EDITOR’S NOTE: The first part of this originally ran in Drive-In Asylum.
When American International Pictures started hyping The Incredible Melting Man, they went all out. And by all out, I mean they gave in to the sinister urge to varnish the truth. A poster for the film had this statement on it: “Rick Baker, the new master of special effects, who brought you the magic of The Exorcist and gave you the wonder of King Kong, now brings you his greatest creation, The Incredible Melting Man.”
The poster upset William Friedkin so much he tore it off someone’s wall. Sure, Baker had assisted Dick Smith on The Exorcist, but he admitted, “I really didn’t do anything creative, I just did labor” in a public apology for a publicity campaign that he had nothing to do with.

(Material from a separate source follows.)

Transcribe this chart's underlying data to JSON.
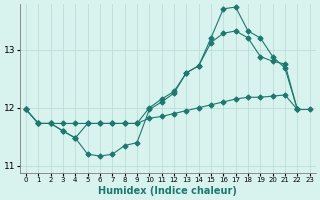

That said — Baker’s effects for the film are perfectly goopy, gory and great. He created a skull-shaped flesh-painted helmet that Alex Rebar would don, then Baker would cover him with more paint and Dick Smith’s recipe for blood — methyl paraben, corn syrup, water and powdered red and yellow food coloring (and a few ounces of Photo-Flo), ending up with such a mess that Rebar would need to peel the costume off at the end of each shooting day.
I knew none of this as I grew up in Western Pennsylvania. One day in 1977, I was simply looking at Halloween costumes in a Revco drug store at the Shenango Valley Mall. As I gazed at the various Imagineering makeup kits — like THE FACE made with FLEX-O-SKIN — I came upon a sight that would possess my every waking moment for the next several months.
The Incredible Melting Man makeup kit.
I stood, mouth agape and frozen in fear, like how the characters in an H.P. Lovecraft story act when their mind is decimated by an elder god (or how a librarian in a Fulci movie simply sits and waits for a spider to eat his face). Then I started screaming and ran from the store. I paced outside, waiting for my parents and brother to emerge (back in the 70’s, parents would simply sit their kids in front of the toy department or magazine rack while they shopped, because we didn’t know about abductions yet). The entire ride home, I kept replaying the image of that face melting away, convinced that because I had touched the box that my own visage would soon fall apart and I’d die, a mess in the back of my parent’s stationwagon.
I had no idea that The Incredible Melting Man was a movie. All I knew was that I lived in mortal terror and my nightmare would never end.
When I finally saw the movie, I discovered that maybe I was afraid for no reason.
Directed and written by William Sachs, this was intended to be a parody of horror films but ended up being a straight scare movie and suffered as a result. It’s still a blast and Baker’s effects are pretty great.
Poor Colonel Steve West (Rebar). His mission to Saturn ended with both his fellow astronauts dead and his face and hands melted off. He spends most of the movie randomly showing up and killing couples, as well as getting his arm chopped off by an axe before suffering that most bleak of all movie big bad deaths: he’s mopped up by a janitor the next morning.
The horrifying visuals that haunted my childhood dreams aren’t nearly as frightening as I thought they would be. Years of not watching this was just wasting my time. I’m goign to mentally send young Sam a message and tell him to get that makeup kit.
Rainbeaux Smith shows up as a model and that’s usually all it takes for me to watch a movie.